I’d highly recommend everyone try the Chrome extension “Jailbreak the Patriarchy” – which switches the gender pronouns in what you read on the internet. More simply explained, any article about “he” and “him” is suddenly about “she” and “her.”
I found out about the extension shortly after it came out, and turned it on for fun. I wasn’t expecting any great revelations from this. I already knew that everyone I read about was male, and I was accustomed to that. (As an engineer, I read a lot about the tech world. You can name the female people you see regularly from memory. Marissa Mayer. Sheryl Sandberg. Lately, Randy Zuckerberg. Carly Fiorina. Caterina Fake. Meg Whitman. I also tend to remember Alexia Tsotsis and Leena Rao, since they write a lot of what I read on TechCrunch). Anyway, I was sure I knew what was going to happen. It would flip the gender of the people I read about. So what? I was smart enough to realize what was going on.

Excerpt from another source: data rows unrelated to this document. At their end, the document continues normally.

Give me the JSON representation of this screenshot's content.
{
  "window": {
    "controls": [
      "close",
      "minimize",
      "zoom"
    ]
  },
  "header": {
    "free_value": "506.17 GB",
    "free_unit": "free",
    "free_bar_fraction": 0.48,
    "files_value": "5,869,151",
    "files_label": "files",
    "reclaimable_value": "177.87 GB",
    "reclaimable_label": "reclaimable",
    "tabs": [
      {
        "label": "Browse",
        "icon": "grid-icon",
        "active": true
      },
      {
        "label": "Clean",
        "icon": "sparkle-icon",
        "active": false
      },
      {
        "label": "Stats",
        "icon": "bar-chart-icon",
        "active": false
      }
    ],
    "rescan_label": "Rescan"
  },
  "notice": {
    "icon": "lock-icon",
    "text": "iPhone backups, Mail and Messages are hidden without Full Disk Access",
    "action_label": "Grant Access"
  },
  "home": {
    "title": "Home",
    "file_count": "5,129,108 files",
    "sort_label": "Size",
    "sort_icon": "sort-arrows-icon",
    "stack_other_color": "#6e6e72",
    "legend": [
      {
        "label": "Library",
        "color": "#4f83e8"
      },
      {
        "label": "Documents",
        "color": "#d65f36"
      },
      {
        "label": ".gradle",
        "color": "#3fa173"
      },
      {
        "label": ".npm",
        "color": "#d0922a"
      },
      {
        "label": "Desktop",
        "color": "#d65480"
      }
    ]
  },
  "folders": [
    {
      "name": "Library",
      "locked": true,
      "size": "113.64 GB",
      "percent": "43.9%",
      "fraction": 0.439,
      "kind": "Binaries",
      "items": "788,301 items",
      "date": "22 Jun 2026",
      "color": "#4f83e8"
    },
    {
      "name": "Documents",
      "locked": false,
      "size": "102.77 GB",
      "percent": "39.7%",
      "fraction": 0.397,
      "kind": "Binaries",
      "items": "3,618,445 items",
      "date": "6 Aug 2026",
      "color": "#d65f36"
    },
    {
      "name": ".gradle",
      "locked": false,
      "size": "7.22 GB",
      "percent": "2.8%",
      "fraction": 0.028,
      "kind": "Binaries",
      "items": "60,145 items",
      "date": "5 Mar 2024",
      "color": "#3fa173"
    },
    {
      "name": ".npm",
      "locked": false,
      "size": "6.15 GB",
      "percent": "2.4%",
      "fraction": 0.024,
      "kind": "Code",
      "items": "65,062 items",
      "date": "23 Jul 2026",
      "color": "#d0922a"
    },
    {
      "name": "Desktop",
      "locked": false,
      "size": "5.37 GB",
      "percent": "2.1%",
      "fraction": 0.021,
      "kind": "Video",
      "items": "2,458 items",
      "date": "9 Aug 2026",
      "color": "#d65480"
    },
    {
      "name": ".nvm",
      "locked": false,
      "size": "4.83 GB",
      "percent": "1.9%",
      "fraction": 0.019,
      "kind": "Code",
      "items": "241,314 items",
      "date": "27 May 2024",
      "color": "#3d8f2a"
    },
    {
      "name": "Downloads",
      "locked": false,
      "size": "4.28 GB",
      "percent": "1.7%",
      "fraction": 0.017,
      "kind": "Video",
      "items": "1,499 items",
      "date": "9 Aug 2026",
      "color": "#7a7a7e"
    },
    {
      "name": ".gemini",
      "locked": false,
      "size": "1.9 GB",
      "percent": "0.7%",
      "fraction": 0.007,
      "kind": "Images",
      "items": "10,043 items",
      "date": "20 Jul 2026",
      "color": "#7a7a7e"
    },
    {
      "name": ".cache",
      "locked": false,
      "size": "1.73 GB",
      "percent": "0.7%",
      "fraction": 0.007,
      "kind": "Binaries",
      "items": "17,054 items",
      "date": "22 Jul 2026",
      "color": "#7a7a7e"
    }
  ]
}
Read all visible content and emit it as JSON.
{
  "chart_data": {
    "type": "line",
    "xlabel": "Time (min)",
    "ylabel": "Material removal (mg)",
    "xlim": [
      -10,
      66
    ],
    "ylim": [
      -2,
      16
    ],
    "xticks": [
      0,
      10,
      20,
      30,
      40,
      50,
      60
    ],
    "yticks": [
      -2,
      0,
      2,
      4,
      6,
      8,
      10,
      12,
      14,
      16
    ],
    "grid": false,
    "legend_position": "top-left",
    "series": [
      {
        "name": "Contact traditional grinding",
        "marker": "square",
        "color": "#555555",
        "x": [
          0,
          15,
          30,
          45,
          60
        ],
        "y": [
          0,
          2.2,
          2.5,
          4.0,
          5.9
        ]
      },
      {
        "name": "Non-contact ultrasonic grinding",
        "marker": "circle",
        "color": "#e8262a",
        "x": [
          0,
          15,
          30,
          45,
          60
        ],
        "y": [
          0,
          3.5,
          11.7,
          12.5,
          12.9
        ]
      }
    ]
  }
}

After I installed the extension, I got back to work, wrote documents, did email, went to meetings, did all those things I’m actually supposed to be doing at work. When I finally got back to browsing the internet, I’d forgotten all about the extension. I didn’t remember it until I was reading an article about Seattle’s top bartenders. Somewhat astoundingly, all three were women. I felt proud! Proud and excited and surprised. I have nothing to do with the cocktail industry, and I still felt like this was a great success. Several minutes later I thought “well isn’t it funny that they all have men’s names? I wonder what that means.” and realized I had the plugin enabled, and they were in fact all men.
At that moment, I realized that the way gender is portrayed in the media still impacts people. Yes, it is much better than it was for my mother, or my grandmother, but it isn’t totally gone for me. I know, because having my normal news flipped made me feel far more comfortable in the world. I felt far less like I had to assert myself, or prove something. It was like everyone had already done everything I thought was cool, and I was just going to do it too. My path became far more obvious, and far less controversial. It made it not a big deal, or even commonplace, to be a woman and be ambitious.
This general pattern continued throughout the day. The places gender portrayal mattered to me wasn’t in tech articles. It was in the rest of the media. Apparently almost everything I read is written by and about men. This shouldn’t have surprised me, as I later learned only 20% of media coverage is about women, and most of that coverage is about situations in which they are victims.*
Since I did this experiment, I’ve been encouraging people to turn on this extension. Most of my female friends are also in tech and say “eh, I know the truth already.” We may know the truth, but we don’t know what it’s like to read news that’s all about your gender. It makes the burden to achieve feel much lighter, because so many others are achieving it with you. Most of my male friends look at me like “why would I do that?” but I wish they would, to see what it’s like to be female and read the news every day.
We have a long way to go, but it’s getting harder and harder to see what we need to change. Jailbreak the patriarchy helps make it clearer.